Later in the year, there was reason to think Vera’s optimism was well placed. Anna told a friend that she was thinking of quitting journalism altogether and becoming a stay-in-Moscow grandmother. At an August 30 dinner celebrating her forty-eighth birthday, Anna expressed delight about the impending birth. The hostess sensed that her friend wanted to “return to a normal life,” meaning no more trips to Chechnya.

On October 5, Radio Liberty asked Anna to comment on the thirtieth birthday of Ramzan Kadyrov, now the prime minister of Chechnya. Anna savaged him as usual, calling the pro-Putin ruler the “Stalin of our times” who tortured and murdered fellow Chechens to stay in power. He was a likely candidate for a revenge killing, she warned, adding: “I don’t wish death on anyone, but as far as this particular person is concerned, I think he should take serious care of his security.”

Early on the afternoon of October 7, mother and daughter separately left Anna’s house to shop. Both were on the lookout for a bathroom basin large enough to bathe the baby. Each time Vera came across a basin that might work, she used her cell phone to alert her mother, and Anna did the same. Their hunt for the right basin bordered on the comic: They soon realized they were crossing each other’s tracks, sometimes visiting the same shops only minutes apart.

Later in the day, Vera told her mother to go home and rest.

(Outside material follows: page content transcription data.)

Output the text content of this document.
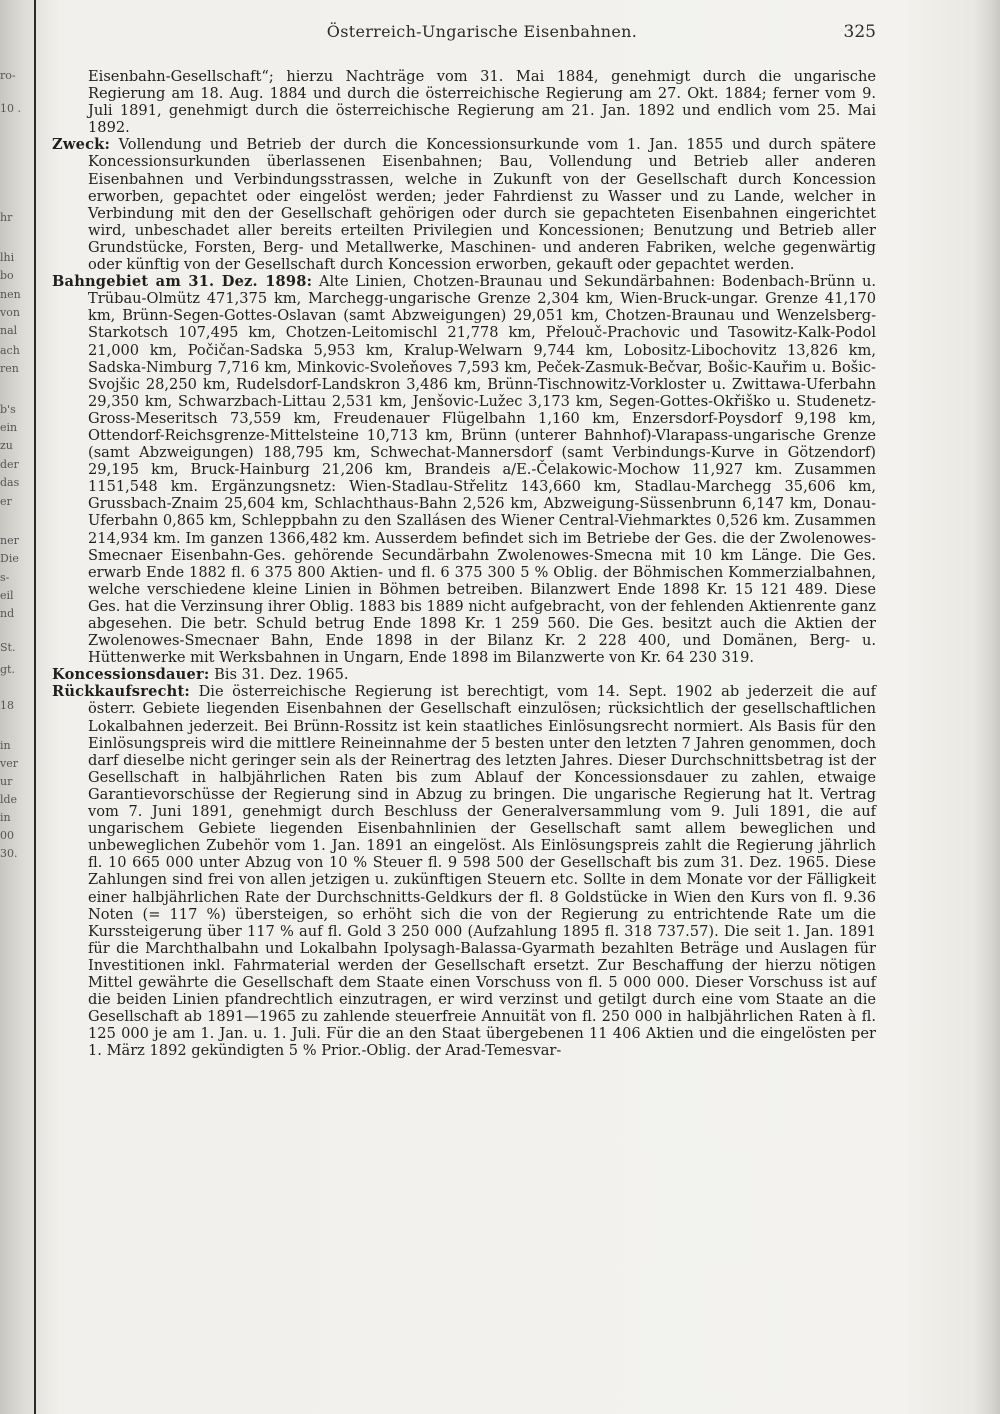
ro-
10 .
hr
lhi
bo
nen
von
nal
ach
ren
b's
ein
zu
der
das
er
ner
Die
s-
eil
nd
St.
gt.
18
in
ver
ur
lde
in
00
30.
Österreich-Ungarische Eisenbahnen.	325

Eisenbahn-Gesellschaft“; hierzu Nachträge vom 31. Mai 1884, genehmigt durch die ungarische Regierung am 18. Aug. 1884 und durch die österreichische Regierung am 27. Okt. 1884; ferner vom 9. Juli 1891, genehmigt durch die österreichische Regierung am 21. Jan. 1892 und endlich vom 25. Mai 1892.

Zweck: Vollendung und Betrieb der durch die Koncessionsurkunde vom 1. Jan. 1855 und durch spätere Koncessionsurkunden überlassenen Eisenbahnen; Bau, Vollendung und Betrieb aller anderen Eisenbahnen und Verbindungsstrassen, welche in Zukunft von der Gesellschaft durch Koncession erworben, gepachtet oder eingelöst werden; jeder Fahrdienst zu Wasser und zu Lande, welcher in Verbindung mit den der Gesellschaft gehörigen oder durch sie gepachteten Eisenbahnen eingerichtet wird, unbeschadet aller bereits erteilten Privilegien und Koncessionen; Benutzung und Betrieb aller Grundstücke, Forsten, Berg- und Metallwerke, Maschinen- und anderen Fabriken, welche gegenwärtig oder künftig von der Gesellschaft durch Koncession erworben, gekauft oder gepachtet werden.

Bahngebiet am 31. Dez. 1898: Alte Linien, Chotzen-Braunau und Sekundärbahnen: Bodenbach-Brünn u. Trübau-Olmütz 471,375 km, Marchegg-ungarische Grenze 2,304 km, Wien-Bruck-ungar. Grenze 41,170 km, Brünn-Segen-Gottes-Oslavan (samt Abzweigungen) 29,051 km, Chotzen-Braunau und Wenzelsberg-Starkotsch 107,495 km, Chotzen-Leitomischl 21,778 km, Přelouč-Prachovic und Tasowitz-Kalk-Podol 21,000 km, Počičan-Sadska 5,953 km, Kralup-Welwarn 9,744 km, Lobositz-Libochovitz 13,826 km, Sadska-Nimburg 7,716 km, Minkovic-Svoleňoves 7,593 km, Peček-Zasmuk-Bečvar, Bošic-Kauřim u. Bošic-Svojšic 28,250 km, Rudelsdorf-Landskron 3,486 km, Brünn-Tischnowitz-Vorkloster u. Zwittawa-Uferbahn 29,350 km, Schwarzbach-Littau 2,531 km, Jenšovic-Lužec 3,173 km, Segen-Gottes-Okřiško u. Studenetz-Gross-Meseritsch 73,559 km, Freudenauer Flügelbahn 1,160 km, Enzersdorf-Poysdorf 9,198 km, Ottendorf-Reichsgrenze-Mittelsteine 10,713 km, Brünn (unterer Bahnhof)-Vlarapass-ungarische Grenze (samt Abzweigungen) 188,795 km, Schwechat-Mannersdorf (samt Verbindungs-Kurve in Götzendorf) 29,195 km, Bruck-Hainburg 21,206 km, Brandeis a/E.-Čelakowic-Mochow 11,927 km. Zusammen 1151,548 km. Ergänzungsnetz: Wien-Stadlau-Střelitz 143,660 km, Stadlau-Marchegg 35,606 km, Grussbach-Znaim 25,604 km, Schlachthaus-Bahn 2,526 km, Abzweigung-Süssenbrunn 6,147 km, Donau-Uferbahn 0,865 km, Schleppbahn zu den Szallásen des Wiener Central-Viehmarktes 0,526 km. Zusammen 214,934 km. Im ganzen 1366,482 km. Ausserdem befindet sich im Betriebe der Ges. die der Zwolenowes-Smecnaer Eisenbahn-Ges. gehörende Secundärbahn Zwolenowes-Smecna mit 10 km Länge. Die Ges. erwarb Ende 1882 fl. 6 375 800 Aktien- und fl. 6 375 300 5 % Oblig. der Böhmischen Kommerzialbahnen, welche verschiedene kleine Linien in Böhmen betreiben. Bilanzwert Ende 1898 Kr. 15 121 489. Diese Ges. hat die Verzinsung ihrer Oblig. 1883 bis 1889 nicht aufgebracht, von der fehlenden Aktienrente ganz abgesehen. Die betr. Schuld betrug Ende 1898 Kr. 1 259 560. Die Ges. besitzt auch die Aktien der Zwolenowes-Smecnaer Bahn, Ende 1898 in der Bilanz Kr. 2 228 400, und Domänen, Berg- u. Hüttenwerke mit Werksbahnen in Ungarn, Ende 1898 im Bilanzwerte von Kr. 64 230 319.

Koncessionsdauer: Bis 31. Dez. 1965.

Rückkaufsrecht: Die österreichische Regierung ist berechtigt, vom 14. Sept. 1902 ab jederzeit die auf österr. Gebiete liegenden Eisenbahnen der Gesellschaft einzulösen; rücksichtlich der gesellschaftlichen Lokalbahnen jederzeit. Bei Brünn-Rossitz ist kein staatliches Einlösungsrecht normiert. Als Basis für den Einlösungspreis wird die mittlere Reineinnahme der 5 besten unter den letzten 7 Jahren genommen, doch darf dieselbe nicht geringer sein als der Reinertrag des letzten Jahres. Dieser Durchschnittsbetrag ist der Gesellschaft in halbjährlichen Raten bis zum Ablauf der Koncessionsdauer zu zahlen, etwaige Garantievorschüsse der Regierung sind in Abzug zu bringen. Die ungarische Regierung hat lt. Vertrag vom 7. Juni 1891, genehmigt durch Beschluss der Generalversammlung vom 9. Juli 1891, die auf ungarischem Gebiete liegenden Eisenbahnlinien der Gesellschaft samt allem beweglichen und unbeweglichen Zubehör vom 1. Jan. 1891 an eingelöst. Als Einlösungspreis zahlt die Regierung jährlich fl. 10 665 000 unter Abzug von 10 % Steuer fl. 9 598 500 der Gesellschaft bis zum 31. Dez. 1965. Diese Zahlungen sind frei von allen jetzigen u. zukünftigen Steuern etc. Sollte in dem Monate vor der Fälligkeit einer halbjährlichen Rate der Durchschnitts-Geldkurs der fl. 8 Goldstücke in Wien den Kurs von fl. 9.36 Noten (= 117 %) übersteigen, so erhöht sich die von der Regierung zu entrichtende Rate um die Kurssteigerung über 117 % auf fl. Gold 3 250 000 (Aufzahlung 1895 fl. 318 737.57). Die seit 1. Jan. 1891 für die Marchthalbahn und Lokalbahn Ipolysagh-Balassa-Gyarmath bezahlten Beträge und Auslagen für Investitionen inkl. Fahrmaterial werden der Gesellschaft ersetzt. Zur Beschaffung der hierzu nötigen Mittel gewährte die Gesellschaft dem Staate einen Vorschuss von fl. 5 000 000. Dieser Vorschuss ist auf die beiden Linien pfandrechtlich einzutragen, er wird verzinst und getilgt durch eine vom Staate an die Gesellschaft ab 1891—1965 zu zahlende steuerfreie Annuität von fl. 250 000 in halbjährlichen Raten à fl. 125 000 je am 1. Jan. u. 1. Juli. Für die an den Staat übergebenen 11 406 Aktien und die eingelösten per 1. März 1892 gekündigten 5 % Prior.-Oblig. der Arad-Temesvar-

Despite her public persona of invincibility, Anna had not fully recovered from the effects of the poisoning two years earlier en route to Beslan. More than once, the children had had to summon an ambulance when her symptoms worsened.

Around four-thirty p.m., Vera called Anna at home, but there was no answer. Then her cell phone rang. It was Ilya. He also had telephoned their mother’s apartment and got no answer. Thoughts of the poisoning arose.

“You are close. Why don’t you go check?” Vera suggested.

Ten minutes later, her brother called back.

“They killed Mama,” he said.

A man in a baseball cap had secreted himself inside Anna’s apartment building. When she stepped out of the elevator on her floor, he was waiting. He stood before her and fired four shots point-blank. Three bullets tore into her chest and the fourth penetrated her head. The force of the shots slammed her back into the elevator car, where a neighbor found her body. The murder weapon, a 9-millimeter Makarov semi-automatic pistol with its serial number scratched out, was left at the scene.

Vera didn’t believe it, couldn’t believe it.

Anna’s friend from childhood Elena Morozova was in her car when an acquaintance called and told her to turn on the radio. “We’ve got this bit of tragic news,” the announcer said. “Anna Politkovskaya was killed near the entrance to her house.”

Elena telephoned Masha Khaykina, another of Anna’s close friends from school days. “They’ve killed Anka,” she said.

Masha screamed.

In London, Alexander Litvinenko’s wife told him, “Oi, Alexander, I have terrible news for you. They shot Anya.” He began pacing “like a wounded animal.”

Vladimir Putin was at a party in honor of his fifty-fourth birthday. A guest conveyed the news of Anna’s assassination. He issued no immediate statement.

Asked about her death three days later, in Germany, Putin famously replied that it was a pity but that her “influence on the country’s political life…was minimal.”

By one expert’s measure, Anna’s killing was out of the ordinary. Oleg Panfilov, with whom I worked in Tajikistan in 1992, directs a Moscow center that defends press rights in the former Soviet states. He said twenty-six reporters were killed in the former Soviet Union in 2006, the last year for which he had complete statistics. But he believed that only one—Anna—probably died for what she wrote. The other deaths likely could be attributed to personal disputes or business disagreements, he said.